Drown In Ash is a bleak and beautiful passage of music, where the band stand as pallbearers, bringing you through that final journey, with all the dignity and respect that their music bestows. It’s desolate and it’s forlorn, but beneath those darkened cloaks, there's an uplifting and monumental slab of metal to be discovered
This week I’ve been completely absorbed and aurally battered by Ireland's very own Eternal Helcaraxe, and their forthcoming release Drown In Ash. Vicious blast beats, scowling vocals and blizzard-driven guitars whip up a frenzy of post-black atmospherics that manifest into a maelstrom of forlorn melancholia. This style of music resonates with every part of my being, from sullen moments of contemplation to soaring blackened highs, Eternal Helcaraxe have mastered and tailored the black metal genre by crossing imaginary boundaries of blackgaze, post-metal and even classical music to bring us an album that doesn't follow the pack but leads by example.

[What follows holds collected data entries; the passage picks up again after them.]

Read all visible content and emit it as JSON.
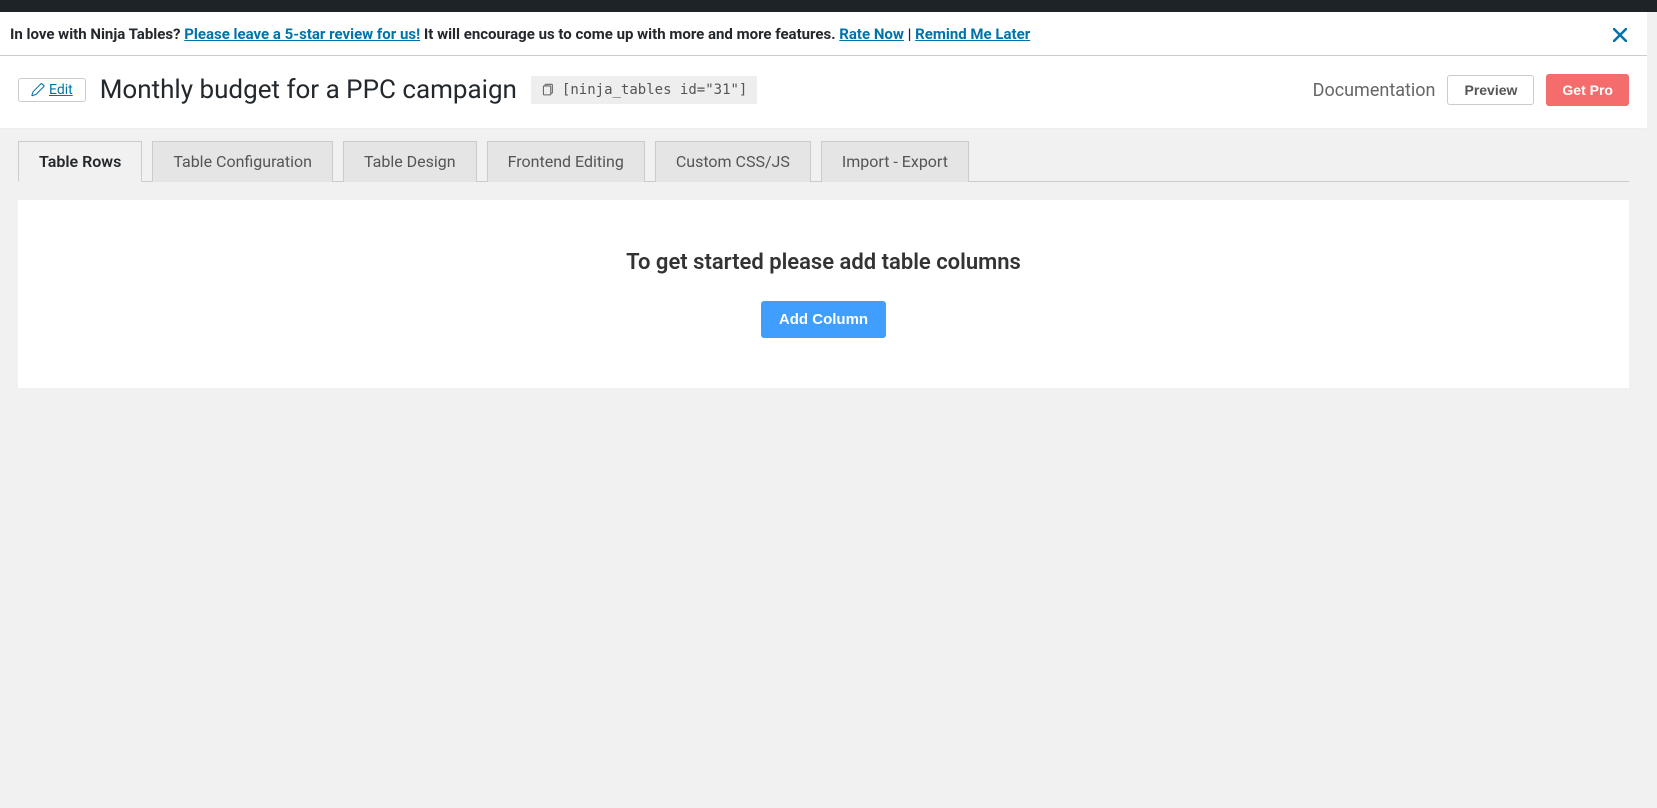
{
  "notice": {
    "pre_text": "In love with Ninja Tables? ",
    "review_link": "Please leave a 5-star review for us!",
    "mid_text": " It will encourage us to come up with more and more features. ",
    "rate_now": "Rate Now",
    "sep": " | ",
    "remind_later": "Remind Me Later"
  },
  "header": {
    "edit_label": "Edit",
    "title": "Monthly budget for a PPC campaign",
    "shortcode": "[ninja_tables id=\"31\"]",
    "documentation": "Documentation",
    "preview": "Preview",
    "get_pro": "Get Pro"
  },
  "tabs": [
    {
      "label": "Table Rows",
      "active": true
    },
    {
      "label": "Table Configuration",
      "active": false
    },
    {
      "label": "Table Design",
      "active": false
    },
    {
      "label": "Frontend Editing",
      "active": false
    },
    {
      "label": "Custom CSS/JS",
      "active": false
    },
    {
      "label": "Import - Export",
      "active": false
    }
  ],
  "content": {
    "empty_title": "To get started please add table columns",
    "add_column": "Add Column"
  }
}
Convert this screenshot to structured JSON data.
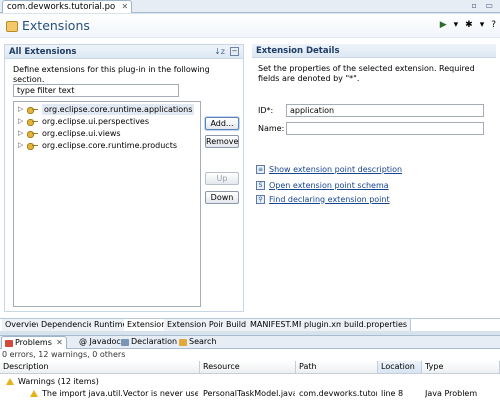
{
  "editor": {
    "tab_title": "com.devworks.tutorial.po",
    "tab_close": "✕",
    "window_controls": "▫ ▭"
  },
  "form": {
    "title": "Extensions",
    "header_tools": [
      "▶",
      "▾",
      "✱",
      "▾",
      "?"
    ],
    "left_section": {
      "title": "All Extensions",
      "sort_icon_text": "↓z",
      "collapse_icon_text": "−",
      "description": "Define extensions for this plug-in in the following section.",
      "filter_value": "type filter text",
      "tree": [
        {
          "label": "org.eclipse.core.runtime.applications",
          "selected": true
        },
        {
          "label": "org.eclipse.ui.perspectives",
          "selected": false
        },
        {
          "label": "org.eclipse.ui.views",
          "selected": false
        },
        {
          "label": "org.eclipse.core.runtime.products",
          "selected": false
        }
      ],
      "buttons": {
        "add": "Add...",
        "remove": "Remove",
        "up": "Up",
        "down": "Down"
      }
    },
    "right_section": {
      "title": "Extension Details",
      "description": "Set the properties of the selected extension. Required fields are denoted by \"*\".",
      "id_label": "ID*:",
      "id_value": "application",
      "name_label": "Name:",
      "name_value": "",
      "links": [
        "Show extension point description",
        "Open extension point schema",
        "Find declaring extension point"
      ]
    },
    "page_tabs": [
      "Overview",
      "Dependencies",
      "Runtime",
      "Extensions",
      "Extension Points",
      "Build",
      "MANIFEST.MF",
      "plugin.xml",
      "build.properties"
    ],
    "active_page_tab": "Extensions"
  },
  "views": {
    "tabs": [
      "Problems",
      "@ Javadoc",
      "Declaration",
      "Search"
    ],
    "summary": "0 errors, 12 warnings, 0 others",
    "columns": [
      "Description",
      "Resource",
      "Path",
      "Location",
      "Type"
    ],
    "group_label": "Warnings (12 items)",
    "rows": [
      {
        "description": "The import java.util.Vector is never used",
        "resource": "PersonalTaskModel.java",
        "path": "com.devworks.tutori...",
        "location": "line 8",
        "type": "Java Problem"
      }
    ]
  },
  "colors": {
    "accent": "#274f7f",
    "link": "#16448f",
    "warning": "#e6b21c"
  }
}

Withered Strands Of Existence opens the album with a solemn piano that laments the senses with its simple but sorrowful tone, only to be severed by an onslaught of a harrowing cry and a tirade of beautifully harmonic guitars and power-driven percussions. On first listen I couldn't help but make comparisons with St. Petersburg’s post-black titans TRNA and Show Me A Dinosaur, but also some of the modern-day black metal bands like White Ward or Gaerea, and some Primordial thrown in for good measure, all good company to be in by the way! Laced with blistering pace and hapless melodies, these guys can bring a track from 0 – 10 with ease. The underpinned riff remains throughout, hypnotic at times, but always fierce.

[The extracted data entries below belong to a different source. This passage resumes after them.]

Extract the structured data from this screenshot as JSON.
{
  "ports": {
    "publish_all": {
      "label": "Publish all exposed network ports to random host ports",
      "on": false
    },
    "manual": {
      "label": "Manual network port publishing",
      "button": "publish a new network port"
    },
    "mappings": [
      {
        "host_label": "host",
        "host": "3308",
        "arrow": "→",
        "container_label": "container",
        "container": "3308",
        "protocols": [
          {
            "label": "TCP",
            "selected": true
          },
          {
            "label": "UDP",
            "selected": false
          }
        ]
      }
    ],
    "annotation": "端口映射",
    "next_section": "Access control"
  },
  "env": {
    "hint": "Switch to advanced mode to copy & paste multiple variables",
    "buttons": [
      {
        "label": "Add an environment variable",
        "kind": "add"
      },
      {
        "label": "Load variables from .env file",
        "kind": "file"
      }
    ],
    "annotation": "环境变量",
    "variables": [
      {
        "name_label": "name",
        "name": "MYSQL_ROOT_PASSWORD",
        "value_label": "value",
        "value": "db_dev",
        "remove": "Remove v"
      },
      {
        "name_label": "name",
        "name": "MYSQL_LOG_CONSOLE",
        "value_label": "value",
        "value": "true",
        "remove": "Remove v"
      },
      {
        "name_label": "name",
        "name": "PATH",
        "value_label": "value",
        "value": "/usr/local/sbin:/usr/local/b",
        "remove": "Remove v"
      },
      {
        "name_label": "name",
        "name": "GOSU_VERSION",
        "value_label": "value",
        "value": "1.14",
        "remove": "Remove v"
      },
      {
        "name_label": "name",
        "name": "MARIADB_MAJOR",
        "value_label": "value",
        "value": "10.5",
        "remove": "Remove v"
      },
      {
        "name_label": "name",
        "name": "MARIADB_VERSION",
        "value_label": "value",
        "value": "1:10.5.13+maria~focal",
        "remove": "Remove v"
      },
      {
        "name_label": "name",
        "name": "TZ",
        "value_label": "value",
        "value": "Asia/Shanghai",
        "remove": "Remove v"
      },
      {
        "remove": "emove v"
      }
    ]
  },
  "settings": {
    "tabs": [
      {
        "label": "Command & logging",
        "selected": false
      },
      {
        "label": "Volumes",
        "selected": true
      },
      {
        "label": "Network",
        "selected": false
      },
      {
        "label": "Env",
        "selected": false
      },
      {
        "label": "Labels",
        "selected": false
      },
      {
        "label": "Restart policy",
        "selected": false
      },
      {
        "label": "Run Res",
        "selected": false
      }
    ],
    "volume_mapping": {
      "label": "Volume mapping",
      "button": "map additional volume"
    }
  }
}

The title track Drowned In Ash gallops forth with great conviction through a barrage of shredded guitars and a wicked bass. Almost euphoric in places, the track can reach these moments of great celestial splendour through a haunting chant that carries through every riff and drumbeat. It must be up there come December as one of my favourite tracks of the year. Even Where Dead Things Roam Free must be considered, with its vicious tremolo riffs that erupt into a vocal onslaught of venom and bile. Even as the track changes pace and the vocals sing the words “I don't dwell in the darkness, the darkness dwells inside me. An abandoned library of forgotten words that meant something once”, everything is still high on intensity and drama.

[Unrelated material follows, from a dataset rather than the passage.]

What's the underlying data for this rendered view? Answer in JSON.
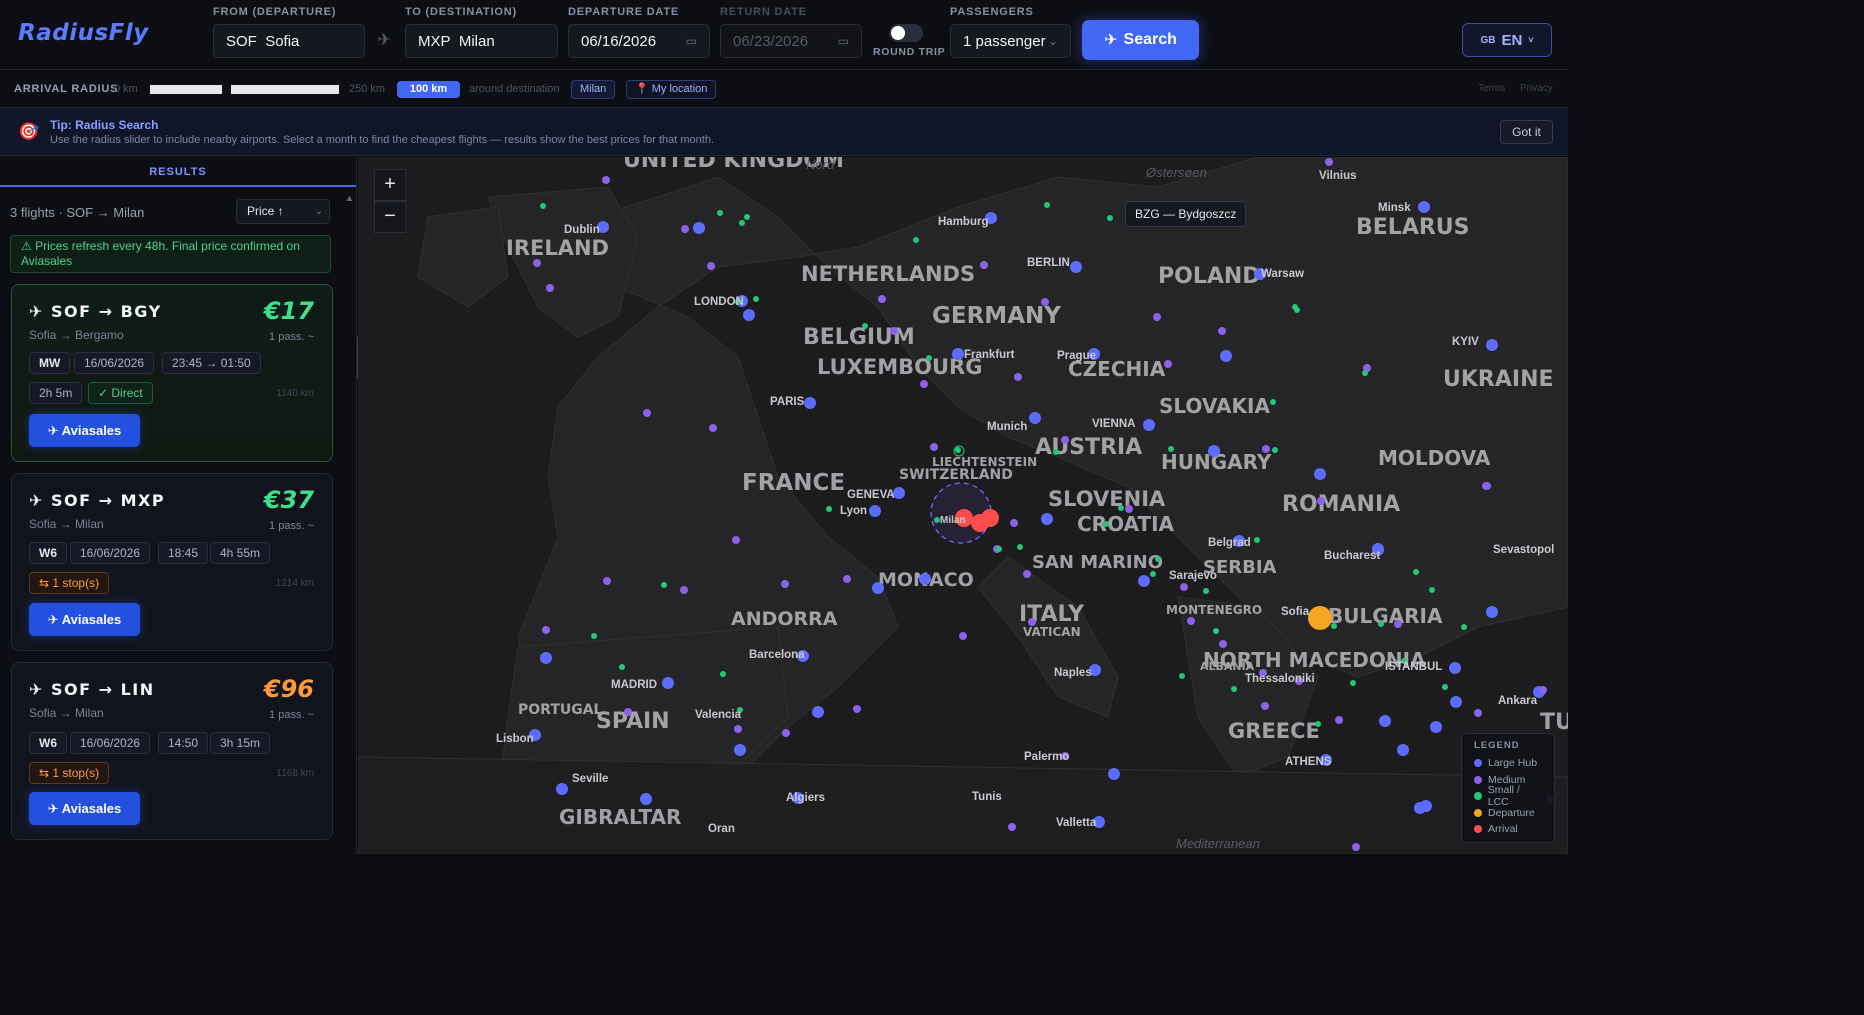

None Of It Mattered is basically three minutes of stark, cold piano keys, but having said that it’s a welcome interlude and a clever move when you consider the highly charged pace of what has been before it. What it also does is give tracks like Ice Cold Winds and Cease a clean slate, a tabuls rasa so to speak, to allow them to begin another chapter in this black metal masterclass. Tormented black metal tongue lashings are joined by the deathly guttural growls on Cease, adding another dimension to this already multi-layered tour de force.
The epilogue to this journey comes in the shape of In Dark Woods And Dreams, and it maintains the relentless pace and power that adorned the rest of the album. Those melody driven riffs still ring fierce and potent, reminding me of the hooks that Amon Amarth have mastered. Lyrics like “In dark woods and dreams, divorced from the heart, desolation a drowning solace, concealing sentimental venom” show the pain and torment that’s strewn across this track. Lush basslines and dreaded whispers break the track down to a canter, a mid-tempo slog, before unleashing hell one final time, and closing on a synthesised wave of relief and wonder, both in equal measure.
Eternal Helcaraxe may be pigeonholed as a black-metal outfit, but there are just so many other strings to their bow. They have incorporated so many musical styles into this album, and thankfully it has all kneaded together beautifully. Drown In Ash is a bleak and beautiful passage of music, where the band stand as pallbearers, bringing you through that final journey, with all the dignity and respect that their music bestows. It’s desolate and it’s forlorn, but beneath those darkened cloaks, there's an uplifting and monumental slab of metal to be discovered.